Vanderburgh County is the largest metropolitan area in the Tri-State, with a population of 181,451, according to the most recent census data. For this reason, we are separating data from Vanderburgh County to prevent the numbers from our other Indiana counties from being diminished.
Currently, Vanderburgh County is following guidance set by the Indiana State Department of Health.
Tracking COVID in our Indiana counties
Eyewitness News checks information released by Indiana counties each day to update these graphs and charts. We cover these counties: Dubois, Gibson, Perry, Pike, Posey, Spencer, and Warrick.
Understanding Indiana’s color-coded county map for targeted coronavirus restrictions
The Indiana Department of Health established a color code for Indiana, giving a visual representation of COVID-19 metrics on a county-by-county basis.

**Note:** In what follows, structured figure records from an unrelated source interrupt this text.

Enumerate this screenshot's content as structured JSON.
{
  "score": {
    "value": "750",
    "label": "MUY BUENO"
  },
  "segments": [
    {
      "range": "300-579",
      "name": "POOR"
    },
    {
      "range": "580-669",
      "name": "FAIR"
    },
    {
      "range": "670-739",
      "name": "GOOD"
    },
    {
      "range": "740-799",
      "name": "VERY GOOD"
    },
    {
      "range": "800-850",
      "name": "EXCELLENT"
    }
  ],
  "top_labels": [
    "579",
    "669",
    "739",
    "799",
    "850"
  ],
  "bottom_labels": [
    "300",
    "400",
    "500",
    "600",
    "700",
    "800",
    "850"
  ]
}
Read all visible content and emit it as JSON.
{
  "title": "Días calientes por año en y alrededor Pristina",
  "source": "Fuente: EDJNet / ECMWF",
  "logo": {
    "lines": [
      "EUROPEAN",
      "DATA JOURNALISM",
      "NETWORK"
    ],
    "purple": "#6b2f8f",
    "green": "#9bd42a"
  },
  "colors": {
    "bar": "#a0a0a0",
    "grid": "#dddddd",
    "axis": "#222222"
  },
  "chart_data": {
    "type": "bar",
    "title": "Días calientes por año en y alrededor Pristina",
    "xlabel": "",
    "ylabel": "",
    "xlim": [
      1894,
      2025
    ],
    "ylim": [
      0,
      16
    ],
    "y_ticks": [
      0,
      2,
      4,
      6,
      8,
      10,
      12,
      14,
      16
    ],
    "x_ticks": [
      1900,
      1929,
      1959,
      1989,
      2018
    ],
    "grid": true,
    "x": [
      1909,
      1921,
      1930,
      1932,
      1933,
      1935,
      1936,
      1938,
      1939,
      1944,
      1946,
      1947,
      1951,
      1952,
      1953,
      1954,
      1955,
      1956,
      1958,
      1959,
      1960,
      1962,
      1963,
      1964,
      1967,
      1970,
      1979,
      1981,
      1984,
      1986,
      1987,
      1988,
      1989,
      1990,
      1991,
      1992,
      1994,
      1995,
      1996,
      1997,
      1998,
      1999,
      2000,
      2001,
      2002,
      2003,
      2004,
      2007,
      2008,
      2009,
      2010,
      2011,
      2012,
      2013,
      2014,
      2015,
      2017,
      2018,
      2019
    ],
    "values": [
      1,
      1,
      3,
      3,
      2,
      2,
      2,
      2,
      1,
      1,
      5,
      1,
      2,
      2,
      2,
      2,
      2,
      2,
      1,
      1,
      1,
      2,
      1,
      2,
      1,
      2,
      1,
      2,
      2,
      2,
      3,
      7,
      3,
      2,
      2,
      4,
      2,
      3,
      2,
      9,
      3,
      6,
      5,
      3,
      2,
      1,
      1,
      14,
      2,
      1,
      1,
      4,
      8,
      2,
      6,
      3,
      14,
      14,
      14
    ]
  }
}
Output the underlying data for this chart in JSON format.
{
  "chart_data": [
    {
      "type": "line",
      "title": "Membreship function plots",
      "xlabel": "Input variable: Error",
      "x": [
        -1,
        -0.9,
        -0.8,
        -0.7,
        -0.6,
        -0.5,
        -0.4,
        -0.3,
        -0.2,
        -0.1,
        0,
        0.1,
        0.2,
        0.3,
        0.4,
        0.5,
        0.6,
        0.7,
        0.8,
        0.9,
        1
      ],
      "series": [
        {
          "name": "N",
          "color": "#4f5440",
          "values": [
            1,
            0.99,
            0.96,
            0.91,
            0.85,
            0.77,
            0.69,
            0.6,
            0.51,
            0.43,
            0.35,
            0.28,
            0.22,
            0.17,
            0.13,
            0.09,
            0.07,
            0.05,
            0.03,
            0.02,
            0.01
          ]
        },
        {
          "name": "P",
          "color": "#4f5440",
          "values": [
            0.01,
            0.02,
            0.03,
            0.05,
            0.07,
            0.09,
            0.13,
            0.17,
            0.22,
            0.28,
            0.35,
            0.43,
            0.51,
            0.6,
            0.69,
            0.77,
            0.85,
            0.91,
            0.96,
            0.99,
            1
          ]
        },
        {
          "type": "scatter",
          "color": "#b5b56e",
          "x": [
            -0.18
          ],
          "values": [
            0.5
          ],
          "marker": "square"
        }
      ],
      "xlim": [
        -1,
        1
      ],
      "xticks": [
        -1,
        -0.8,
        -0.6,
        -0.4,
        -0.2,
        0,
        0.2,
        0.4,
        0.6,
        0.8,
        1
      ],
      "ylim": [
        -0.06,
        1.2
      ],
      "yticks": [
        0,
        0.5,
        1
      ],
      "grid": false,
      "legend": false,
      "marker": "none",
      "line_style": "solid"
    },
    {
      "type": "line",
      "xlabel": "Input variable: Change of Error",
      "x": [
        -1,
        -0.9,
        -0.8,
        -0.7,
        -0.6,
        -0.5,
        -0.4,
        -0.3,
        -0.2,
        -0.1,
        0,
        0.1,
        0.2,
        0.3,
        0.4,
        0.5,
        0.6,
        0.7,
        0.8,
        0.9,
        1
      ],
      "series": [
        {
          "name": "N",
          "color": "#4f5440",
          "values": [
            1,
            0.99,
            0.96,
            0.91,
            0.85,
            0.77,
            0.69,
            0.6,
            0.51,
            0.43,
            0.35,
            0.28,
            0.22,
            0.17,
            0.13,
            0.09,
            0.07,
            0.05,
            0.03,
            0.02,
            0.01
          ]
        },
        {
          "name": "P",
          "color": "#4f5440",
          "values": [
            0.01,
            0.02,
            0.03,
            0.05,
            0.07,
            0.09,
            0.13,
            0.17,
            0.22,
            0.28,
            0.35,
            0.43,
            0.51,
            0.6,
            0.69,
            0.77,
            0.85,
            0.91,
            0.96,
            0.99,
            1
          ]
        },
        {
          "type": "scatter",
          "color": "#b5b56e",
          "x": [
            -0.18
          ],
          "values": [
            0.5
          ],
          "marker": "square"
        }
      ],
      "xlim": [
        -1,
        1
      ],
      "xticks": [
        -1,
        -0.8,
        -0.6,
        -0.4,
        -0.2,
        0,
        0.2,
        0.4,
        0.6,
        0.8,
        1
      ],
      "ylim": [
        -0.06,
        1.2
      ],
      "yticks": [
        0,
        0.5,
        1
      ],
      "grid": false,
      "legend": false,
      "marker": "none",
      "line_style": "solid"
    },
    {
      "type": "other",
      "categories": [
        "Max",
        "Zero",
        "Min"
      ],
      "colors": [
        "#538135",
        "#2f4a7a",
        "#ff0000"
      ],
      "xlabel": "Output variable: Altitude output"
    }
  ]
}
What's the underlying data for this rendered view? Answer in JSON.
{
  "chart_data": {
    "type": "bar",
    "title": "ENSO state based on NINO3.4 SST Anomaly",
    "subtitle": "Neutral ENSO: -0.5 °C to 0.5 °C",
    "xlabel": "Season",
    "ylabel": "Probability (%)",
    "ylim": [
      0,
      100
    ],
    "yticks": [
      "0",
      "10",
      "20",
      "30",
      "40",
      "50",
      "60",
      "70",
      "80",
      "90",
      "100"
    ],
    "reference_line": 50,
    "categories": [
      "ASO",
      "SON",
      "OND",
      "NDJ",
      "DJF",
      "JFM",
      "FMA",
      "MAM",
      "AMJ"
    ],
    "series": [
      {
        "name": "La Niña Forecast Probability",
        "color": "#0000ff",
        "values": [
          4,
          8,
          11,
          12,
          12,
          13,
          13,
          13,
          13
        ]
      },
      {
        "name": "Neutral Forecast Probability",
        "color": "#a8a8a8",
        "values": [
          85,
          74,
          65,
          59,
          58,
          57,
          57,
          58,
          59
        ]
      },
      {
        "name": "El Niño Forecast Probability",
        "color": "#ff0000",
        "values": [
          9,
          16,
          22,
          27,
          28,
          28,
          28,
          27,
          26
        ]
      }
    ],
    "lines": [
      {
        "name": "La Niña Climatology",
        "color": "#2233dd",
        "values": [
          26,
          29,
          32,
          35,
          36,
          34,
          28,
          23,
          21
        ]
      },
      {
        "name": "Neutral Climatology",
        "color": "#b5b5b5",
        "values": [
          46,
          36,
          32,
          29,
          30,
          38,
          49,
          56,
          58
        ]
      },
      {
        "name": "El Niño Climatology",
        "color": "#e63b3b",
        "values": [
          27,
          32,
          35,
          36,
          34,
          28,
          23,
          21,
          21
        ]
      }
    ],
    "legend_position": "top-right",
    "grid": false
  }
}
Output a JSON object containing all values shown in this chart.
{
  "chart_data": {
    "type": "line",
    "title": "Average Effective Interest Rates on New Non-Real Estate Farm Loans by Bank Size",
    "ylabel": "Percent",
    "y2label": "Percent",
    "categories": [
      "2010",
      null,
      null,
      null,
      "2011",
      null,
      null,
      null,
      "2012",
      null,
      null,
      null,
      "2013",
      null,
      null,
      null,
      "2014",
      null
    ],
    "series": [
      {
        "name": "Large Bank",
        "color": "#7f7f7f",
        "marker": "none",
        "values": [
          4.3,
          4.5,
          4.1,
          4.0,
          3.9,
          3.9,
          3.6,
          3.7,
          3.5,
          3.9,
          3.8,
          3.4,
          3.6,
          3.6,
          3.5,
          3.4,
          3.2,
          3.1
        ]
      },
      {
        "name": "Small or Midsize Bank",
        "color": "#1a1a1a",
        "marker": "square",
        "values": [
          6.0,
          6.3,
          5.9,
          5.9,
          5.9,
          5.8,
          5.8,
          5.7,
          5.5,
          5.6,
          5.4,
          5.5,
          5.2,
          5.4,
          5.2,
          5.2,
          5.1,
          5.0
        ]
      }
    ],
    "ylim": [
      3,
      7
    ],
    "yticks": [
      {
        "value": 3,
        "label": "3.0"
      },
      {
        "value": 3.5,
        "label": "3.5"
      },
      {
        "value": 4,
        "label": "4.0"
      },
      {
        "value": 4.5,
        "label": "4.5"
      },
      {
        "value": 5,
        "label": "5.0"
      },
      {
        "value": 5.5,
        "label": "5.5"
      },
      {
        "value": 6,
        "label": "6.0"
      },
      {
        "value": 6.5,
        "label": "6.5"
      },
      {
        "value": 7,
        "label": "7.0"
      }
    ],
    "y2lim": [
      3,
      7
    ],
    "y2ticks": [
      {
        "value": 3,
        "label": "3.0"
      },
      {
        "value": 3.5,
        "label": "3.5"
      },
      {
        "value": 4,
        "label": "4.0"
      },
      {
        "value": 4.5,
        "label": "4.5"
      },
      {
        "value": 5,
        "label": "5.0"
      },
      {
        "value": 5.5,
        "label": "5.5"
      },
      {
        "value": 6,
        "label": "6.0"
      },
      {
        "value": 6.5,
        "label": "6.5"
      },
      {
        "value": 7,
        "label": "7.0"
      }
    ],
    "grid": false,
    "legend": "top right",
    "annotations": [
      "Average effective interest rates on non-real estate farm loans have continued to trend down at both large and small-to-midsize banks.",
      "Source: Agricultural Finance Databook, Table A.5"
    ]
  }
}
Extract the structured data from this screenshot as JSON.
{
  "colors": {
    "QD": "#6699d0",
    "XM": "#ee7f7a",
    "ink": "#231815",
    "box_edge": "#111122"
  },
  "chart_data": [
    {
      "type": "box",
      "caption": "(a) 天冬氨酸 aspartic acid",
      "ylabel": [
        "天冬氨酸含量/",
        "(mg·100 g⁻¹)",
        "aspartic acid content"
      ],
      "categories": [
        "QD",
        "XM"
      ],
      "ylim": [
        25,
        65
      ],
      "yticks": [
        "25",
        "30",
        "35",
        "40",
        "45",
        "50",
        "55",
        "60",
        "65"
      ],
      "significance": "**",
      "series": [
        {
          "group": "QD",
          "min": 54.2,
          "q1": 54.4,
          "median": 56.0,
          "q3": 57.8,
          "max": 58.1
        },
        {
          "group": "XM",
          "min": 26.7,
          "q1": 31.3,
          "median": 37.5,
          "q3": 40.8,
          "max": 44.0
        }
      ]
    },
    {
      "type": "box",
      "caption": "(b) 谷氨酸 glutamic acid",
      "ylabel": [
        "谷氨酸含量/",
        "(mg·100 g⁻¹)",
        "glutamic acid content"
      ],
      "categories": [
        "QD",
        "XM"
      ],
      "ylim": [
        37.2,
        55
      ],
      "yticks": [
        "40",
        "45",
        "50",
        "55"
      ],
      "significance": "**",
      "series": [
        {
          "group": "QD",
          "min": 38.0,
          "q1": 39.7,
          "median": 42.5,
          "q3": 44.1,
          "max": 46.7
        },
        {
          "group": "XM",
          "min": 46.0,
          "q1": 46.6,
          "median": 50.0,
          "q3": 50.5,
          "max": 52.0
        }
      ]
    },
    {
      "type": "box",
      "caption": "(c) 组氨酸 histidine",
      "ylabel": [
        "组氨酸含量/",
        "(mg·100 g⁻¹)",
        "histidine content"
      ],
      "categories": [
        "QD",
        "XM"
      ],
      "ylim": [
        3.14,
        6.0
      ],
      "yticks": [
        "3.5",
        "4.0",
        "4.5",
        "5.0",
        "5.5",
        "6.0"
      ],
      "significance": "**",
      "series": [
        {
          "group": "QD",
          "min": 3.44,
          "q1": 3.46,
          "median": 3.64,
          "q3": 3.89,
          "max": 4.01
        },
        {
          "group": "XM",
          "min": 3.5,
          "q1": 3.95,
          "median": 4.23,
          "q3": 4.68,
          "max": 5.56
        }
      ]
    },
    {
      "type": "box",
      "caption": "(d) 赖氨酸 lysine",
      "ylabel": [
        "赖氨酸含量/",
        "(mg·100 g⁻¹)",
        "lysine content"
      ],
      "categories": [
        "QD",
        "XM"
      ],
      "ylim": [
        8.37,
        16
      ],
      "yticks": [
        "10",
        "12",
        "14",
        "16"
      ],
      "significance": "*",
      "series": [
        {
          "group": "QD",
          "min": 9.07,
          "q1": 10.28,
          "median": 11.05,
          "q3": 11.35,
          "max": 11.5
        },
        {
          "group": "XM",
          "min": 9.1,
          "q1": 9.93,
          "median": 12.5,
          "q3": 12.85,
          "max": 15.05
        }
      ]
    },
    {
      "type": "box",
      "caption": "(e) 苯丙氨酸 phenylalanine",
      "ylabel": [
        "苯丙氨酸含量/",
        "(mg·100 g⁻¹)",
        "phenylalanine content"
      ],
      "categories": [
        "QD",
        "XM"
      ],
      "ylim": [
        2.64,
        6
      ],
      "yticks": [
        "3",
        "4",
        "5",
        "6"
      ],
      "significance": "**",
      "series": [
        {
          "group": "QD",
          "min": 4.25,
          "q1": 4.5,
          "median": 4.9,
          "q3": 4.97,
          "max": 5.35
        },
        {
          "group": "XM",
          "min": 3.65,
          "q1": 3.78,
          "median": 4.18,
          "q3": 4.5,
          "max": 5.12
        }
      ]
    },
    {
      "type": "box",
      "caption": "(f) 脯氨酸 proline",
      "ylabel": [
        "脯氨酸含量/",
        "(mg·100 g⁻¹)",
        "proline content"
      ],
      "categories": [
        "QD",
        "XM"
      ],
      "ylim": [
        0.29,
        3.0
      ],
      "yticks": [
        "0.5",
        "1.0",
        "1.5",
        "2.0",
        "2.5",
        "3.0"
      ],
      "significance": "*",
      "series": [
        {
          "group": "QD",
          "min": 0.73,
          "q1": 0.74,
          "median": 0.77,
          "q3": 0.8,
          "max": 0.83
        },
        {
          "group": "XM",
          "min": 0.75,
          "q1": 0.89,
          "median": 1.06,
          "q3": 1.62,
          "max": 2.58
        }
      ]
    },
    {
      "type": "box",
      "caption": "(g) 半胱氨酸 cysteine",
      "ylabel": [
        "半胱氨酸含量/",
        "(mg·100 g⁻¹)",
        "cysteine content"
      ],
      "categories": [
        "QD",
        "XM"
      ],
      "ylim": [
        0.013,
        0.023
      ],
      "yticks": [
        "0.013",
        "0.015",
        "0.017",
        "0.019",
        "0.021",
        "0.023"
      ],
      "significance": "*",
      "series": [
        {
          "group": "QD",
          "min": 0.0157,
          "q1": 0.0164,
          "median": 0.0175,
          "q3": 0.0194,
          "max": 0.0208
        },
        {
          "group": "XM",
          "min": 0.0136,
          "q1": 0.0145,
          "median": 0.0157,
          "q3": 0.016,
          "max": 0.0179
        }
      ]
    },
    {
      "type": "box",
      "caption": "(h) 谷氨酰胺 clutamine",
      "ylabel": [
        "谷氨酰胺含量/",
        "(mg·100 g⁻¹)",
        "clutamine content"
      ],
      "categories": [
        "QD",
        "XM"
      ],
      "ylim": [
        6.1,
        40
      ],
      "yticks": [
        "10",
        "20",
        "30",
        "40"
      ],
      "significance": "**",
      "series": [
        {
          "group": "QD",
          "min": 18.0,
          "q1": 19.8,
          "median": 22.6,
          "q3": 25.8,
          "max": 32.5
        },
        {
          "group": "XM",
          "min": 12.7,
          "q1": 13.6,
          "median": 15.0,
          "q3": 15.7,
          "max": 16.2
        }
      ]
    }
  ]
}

This comes after Governor Eric Holcomb signed an executive order implementing pandemic requirements for all Hoosiers, and targeted restrictions for counties with high levels of COVID-19.
The map measures weekly cases per 100,000 residents and the seven-day positivity rate for all tests completed. Scores for the two measures are averaged to determine the risk of community spread.
The map is broken up into four categories; blue, yellow, orange and red. A score below 1 is blue, 1-1.5 is yellow, 2-2.5 orange and 3 or higher red.
Restrictions are assigned based on the color code. Among the requirements are:
Regardless of a county’s color code, face coverings are required for all Hoosiers. Businesses of all types are required to place clearly visible signs at their public and employee entrances notifying all that face coverings are required.
All customers in restaurants and bars are required to be seated. Tables, counters, or other seating arrangements must be spaced six feet apart.
The executive order takes effect on Sunday, Nov. 15 and runs through until at least Wednesday, March 31.